Naval History and Heritage Command

Vice Admiral William S. Sims, Commander, United States Naval Forces Operating in European Waters, to Rear Admiral Joseph Strauss, Commander, Mine Force, Atlantic Fleet

U.S. NAVAL FORCES OPERATING IN EUROPEAN WATERS

U.S.S. MELVILLE, FLAGSHIP.

TELEPHONE, VICTORIA 9110                30, GROSVENOR GARDENS,

CABLE ADDRESS, “SIMSADUS”                         LONDON, S.W.1

REFERENCE No.                           September 7th 1918.

My dear Strauss:

         I have been distressed from time to time by reports of bits of friction that have occurred between our people and the British in connection with the laying of the mine barrage. I have not the slightest doubt that we are not wholly, or even chiefly to blame. But I think that in the interest of getting along with the war we should do everything we possibly can to avoid such incidents and to eliminate their causes.

         White it is true that certain more or less personal frictions would not probably interfere materially with efficiency, still I can assure you that they bring no inconsiderable strain upon me.

         I think in all probability that this trouble has been caused largely by misunderstanding as to the actual division of authority. This has been tried before in various ways among the Allies, and, so far as I know, it has never failed to cause friction except in those cases where the authority for operations is centralised and strictly defined.

         It is for this reason that I have placed our forces always under the senior Allied Commander in so far as concerns their purely military operations. This has been done, as you know, at Queenstown, and it has been an unqualified success. It might be possible to retain a certain amount of military authority for our operations if the Admiralty were so constituted that decisions were sufficiently localised. One of the causes of the trouble has been that there is apparently a division of direction not only between the Commander in Chief1 and the Admiralty, but even in the Admiralty itself. It is probably for this reason that instructions have sometimes gone out from the Admiralty when even those in the Admiralty when even those in the Admiralty who should have known about it were ignorant about it. Of course, we cannot correct anything of this kind but we can avoid all other causes of misunderstanding by placing our forces under the military control of the Allied Naval Commander in so far as concerns the actual operations.
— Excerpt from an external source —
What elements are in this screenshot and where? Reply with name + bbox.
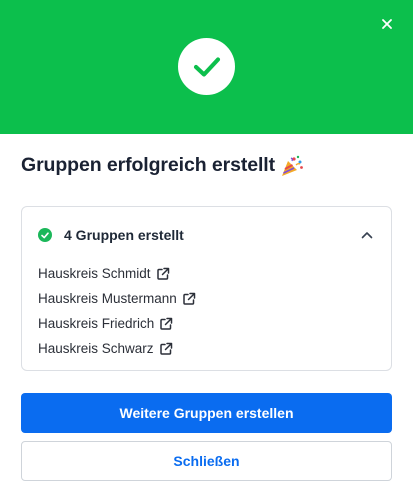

        In a word, our relation to him should be exactly the same as though he were an American Admiral and our forces a part of his.

        Very sincerely yours,

                  Sims

Source Note: TLS, DLC-MSS, Joseph Strauss Papers, Box 4. Addressed below close: “Rear Admiral Joseph Strauss, U.S.Navy,/Commander Mine Force,.” The letter is written on stationery so the first part is printed and appears at the top of both pages of the letter.

Footnote 1: Adm. Sir David Beatty, R.N., Commander-in-Chief, Grand Fleet. 

Footnote 2: According to historian William N. Still, Jr., “Strauss encountered difficulties with British naval officers, especially Beatty and Admiralty officials” and although reminded repeatedly that Beatty had overall responsibility for the mine barrage, Strauss would appeal to Sims over Beatty’s head.” Still, Crisis at Sea: 439-40. For his part, Strauss claimed that Beatty disliked him “because I had forced them to carry out the plan to which they agreed.” Quoted in ibid., 440.